Students who are citizens of another country are considered international students in the college application process. Students with U.S. citizenship, or those who have Lawful Permanent Residence (green card), are not classified as international applicants, even if their permanent home is outside the U.S. One website that provides international students with a good overview of the many aspects of studying in the U.S. is called EduPass: http://www.edupass.org/. This site offers guidelines and advice regarding passports and visas, standardized testing, scholarships, and financing your education.
Typically, colleges require that students whose first language is not English take the Test of English as a Foreign Language (TOEFL.) Arrangements to take this test can be made with Northwood’s International Student Coordinator. Many students take the test twice, and find that their scores improve on the second test. Northwood recommends that students allow plenty of time to take the test twice: once during junior year, and again the summer before or during senior year. Students must send official results of their TOEFL directly to colleges. Once a student knows where he is applying, he can send the scores via the TOEFL website: www.ETS.org/toefl
Demonstrating Interest in Colleges
When making an admission decision, many colleges consider how interested a student is in their institution. How can students demonstrate interest? By signing up online to receive admission materials, meeting with the admission representative when he or she visits Northwood in the fall, attending local college fairs and information sessions, and visiting campus.
We recognize that visiting colleges may present a particular challenge to international students. It is, however, important to do so for several reasons. As mentioned above, it shows colleges that you are sincerely interested in attending their institutions. More importantly, it allows you, the student, to see for yourself what a college and the people who go there are like.
Students can make arrangements to visit colleges on their own; they are also able to ask the college counseling office for advice and suggestions. Some companies offer college tour programs for high school students and will arrange everything for you – accommodations, transportation, and the details of the college visits. There is typically an itinerary which may allow a student to choose between visiting two colleges, but the list of colleges is pre-determined. One such company is www.college-visits.com.
Visiting even a couple of colleges will help you determine what kind of college or university is best for you. On school breaks, perhaps you can spend time in Boston or NYC, or go home with a friend & explore the local colleges.

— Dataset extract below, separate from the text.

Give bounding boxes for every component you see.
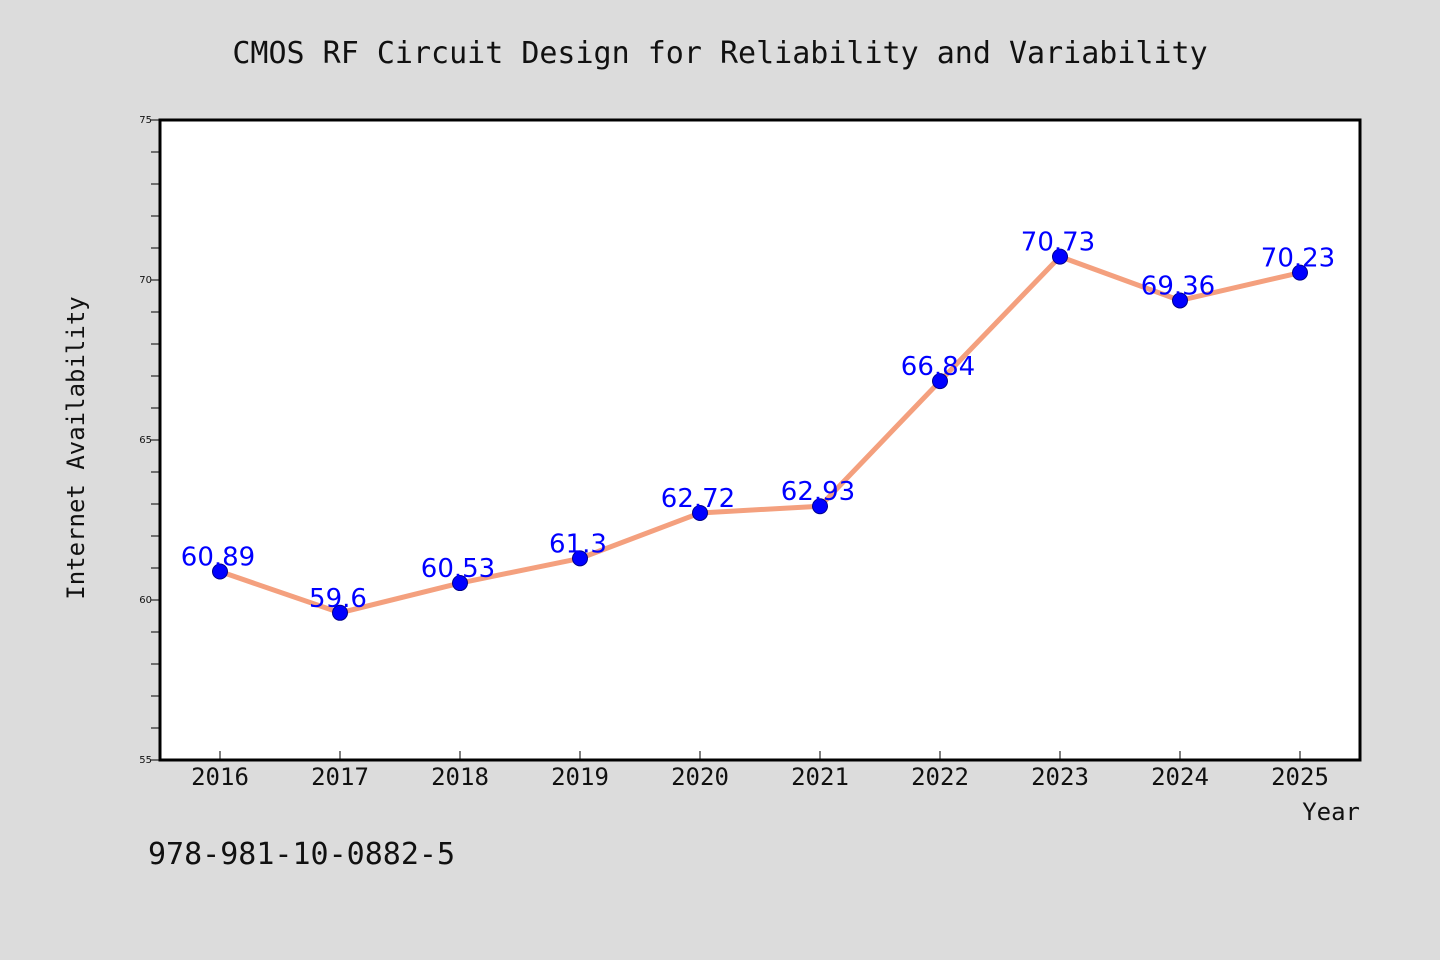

Even if you don’t want to attend college in New York City, visiting a women’s college such as Barnard will give you a sense of what that experience would be like at another college. Taking a tour at Boston University would give you a sense of what it might feel like to attend a large, urban research university.

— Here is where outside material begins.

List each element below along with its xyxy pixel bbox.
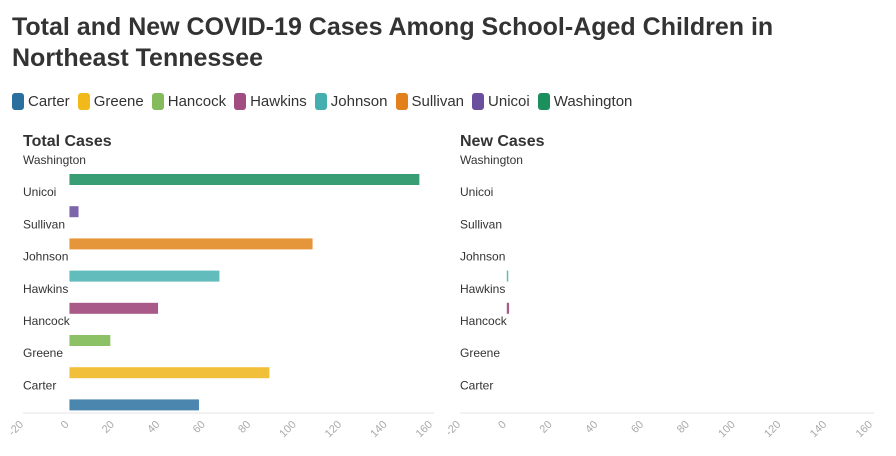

Plan ahead and use the school vacations to visit colleges, or return to the U.S. early in the fall or stay later in the spring. Visiting colleges is an invaluable experience as you consider your educational future. Rather than relying on someone else’s opinion, form your own and decide which college offers YOU the best educational and personal opportunities.
Applying Using Your Legal Name
You must use your legal name, the one on your passport, when applying to college, and verify that this same exact name appears on all of your credentials – standardized tests, transcripts, financial certification, and any other correspondence with the college. A misplaced hyphen or spacing will affect how your credentials are processed. Confirm with the Academic Dean that the name on your passport is the name on your Northwood’s transcript.

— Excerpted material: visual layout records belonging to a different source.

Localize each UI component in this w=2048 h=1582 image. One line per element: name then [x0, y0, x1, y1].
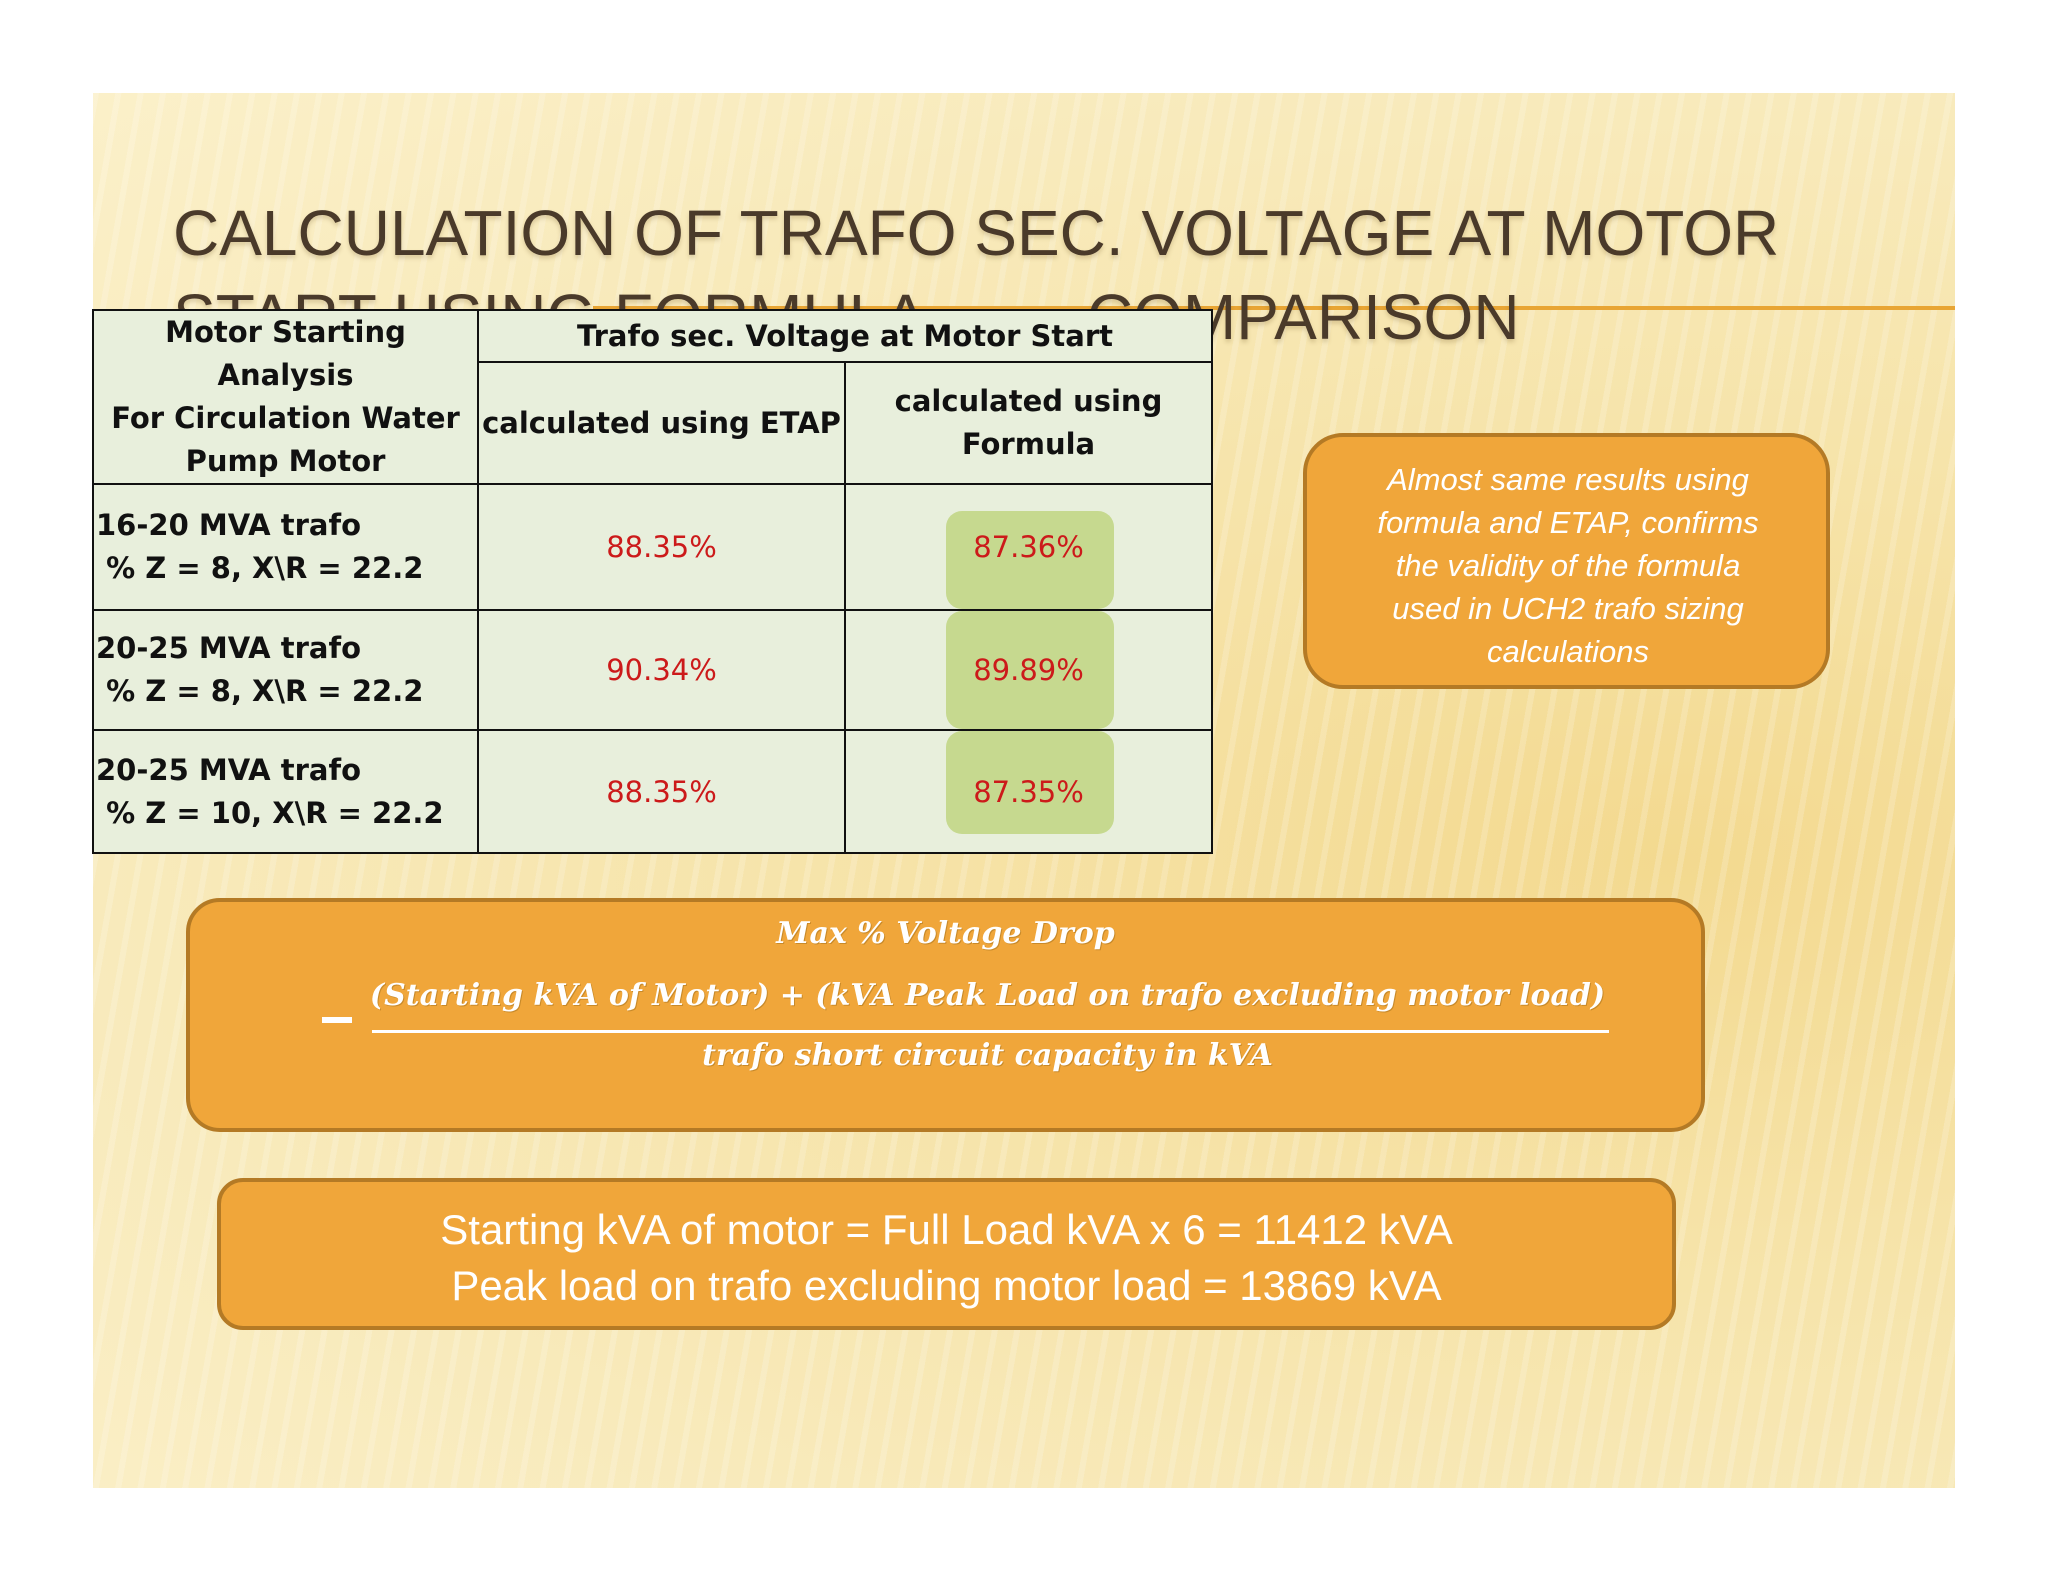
col-header-etap: calculated using ETAP: [477, 361, 846, 485]
table-row: 20-25 MVA trafo % Z = 10, X\R = 22.2 88.…: [91, 729, 1213, 854]
callout-line: calculations: [1487, 634, 1649, 669]
info-line-2: Peak load on trafo excluding motor load …: [451, 1262, 1442, 1309]
info-box: Starting kVA of motor = Full Load kVA x …: [217, 1178, 1676, 1330]
corner-header: Motor Starting Analysis For Circulation …: [91, 309, 480, 485]
formula-value: 87.35%: [973, 774, 1084, 809]
table-row: 16-20 MVA trafo % Z = 8, X\R = 22.2 88.3…: [91, 483, 1213, 611]
row-label: 20-25 MVA trafo % Z = 10, X\R = 22.2: [91, 729, 480, 854]
row-label: 16-20 MVA trafo % Z = 8, X\R = 22.2: [91, 483, 480, 611]
title-underline-rule: [593, 306, 1955, 310]
formula-box: Max % Voltage Drop (Starting kVA of Moto…: [186, 898, 1705, 1132]
callout-pointer-fill: [1342, 566, 1408, 624]
title-line-1: CALCULATION OF TRAFO SEC. VOLTAGE AT MOT…: [173, 197, 1780, 269]
callout-line: the validity of the formula: [1395, 548, 1741, 583]
corner-header-line-2: For Circulation Water: [111, 401, 460, 435]
row-label: 20-25 MVA trafo % Z = 8, X\R = 22.2: [91, 609, 480, 731]
row-params: % Z = 8, X\R = 22.2: [96, 551, 424, 585]
callout-bubble: [1303, 433, 1830, 689]
group-header: Trafo sec. Voltage at Motor Start: [477, 308, 1213, 364]
equals-sign: [322, 1017, 352, 1023]
row-params: % Z = 8, X\R = 22.2: [96, 674, 424, 708]
info-line-1: Starting kVA of motor = Full Load kVA x …: [440, 1206, 1453, 1253]
corner-header-line-3: Pump Motor: [185, 444, 386, 478]
row-name: 20-25 MVA trafo: [96, 752, 361, 787]
callout-line: used in UCH2 trafo sizing: [1392, 591, 1744, 626]
formula-cell: 87.35%: [844, 729, 1213, 854]
etap-value: 88.35%: [477, 483, 846, 611]
formula-value: 87.36%: [973, 530, 1084, 564]
col-header-formula: calculated using Formula: [844, 361, 1213, 485]
formula-numerator: (Starting kVA of Motor) + (kVA Peak Load…: [369, 978, 1606, 1013]
formula-highlight: [946, 511, 1114, 609]
formula-cell: 87.36%: [844, 483, 1213, 611]
etap-value: 90.34%: [477, 609, 846, 731]
etap-value: 88.35%: [477, 729, 846, 854]
callout-line: formula and ETAP, confirms: [1377, 505, 1759, 540]
row-params: % Z = 10, X\R = 22.2: [96, 795, 444, 830]
row-name: 16-20 MVA trafo: [96, 508, 361, 542]
fraction-bar: [372, 1030, 1609, 1033]
callout-line: Almost same results using: [1387, 462, 1749, 497]
slide-title: CALCULATION OF TRAFO SEC. VOLTAGE AT MOT…: [173, 191, 1873, 359]
table-row: 20-25 MVA trafo % Z = 8, X\R = 22.2 90.3…: [91, 609, 1213, 731]
formula-highlight: [946, 611, 1114, 729]
formula-highlight: [946, 731, 1114, 834]
formula-denominator: trafo short circuit capacity in kVA: [702, 1038, 1273, 1073]
row-name: 20-25 MVA trafo: [96, 631, 361, 665]
callout-text: Almost same results using formula and ET…: [1318, 458, 1818, 673]
col-header-formula-line-1: calculated using: [894, 384, 1163, 419]
comparison-table: Motor Starting Analysis For Circulation …: [91, 308, 1213, 854]
formula-value: 89.89%: [973, 653, 1084, 687]
formula-label: Max % Voltage Drop: [776, 916, 1115, 951]
corner-header-line-1: Motor Starting Analysis: [165, 315, 406, 392]
formula-cell: 89.89%: [844, 609, 1213, 731]
col-header-formula-line-2: Formula: [961, 427, 1096, 462]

U.S. colleges typically require international students to provide proof of financial support for their education. The College Board produces a form that many colleges use.
Other colleges have their own form. Some require that this certification is provided with the application; others ask for it later in the spring. If you are applying early decision or action, plan to work with your financial institution at home early in the fall to provide the necessary documentation; return to Northwood with multiple official copies with the appropriate signatures and seals. If you are applying regular decision, plan to return from winter break with the completed paperwork. Check with each individual college to determine requirements and deadlines.
Scholarships and Financial Assistance
Colleges determine whether or not they will consider international students for financial aid and merit-based scholarships. For the 2009-2010 academic year, some colleges that were offering need-based financial assistance to international students included Lehigh University, Columbia University, College of Notre Dame, and Washington University in St. Louis. Often, admission is more competitive for international students who seek admission to these universities that grant need-based aid. Some colleges that considered international students for merit-based funding for the 2009-2010 academic year included Boston College, Boston University, and Cornell University.
Requirements, deadlines and eligibility vary from one college to the next, and may change; be sure to check each individual college or university’s website for updated and accurate information.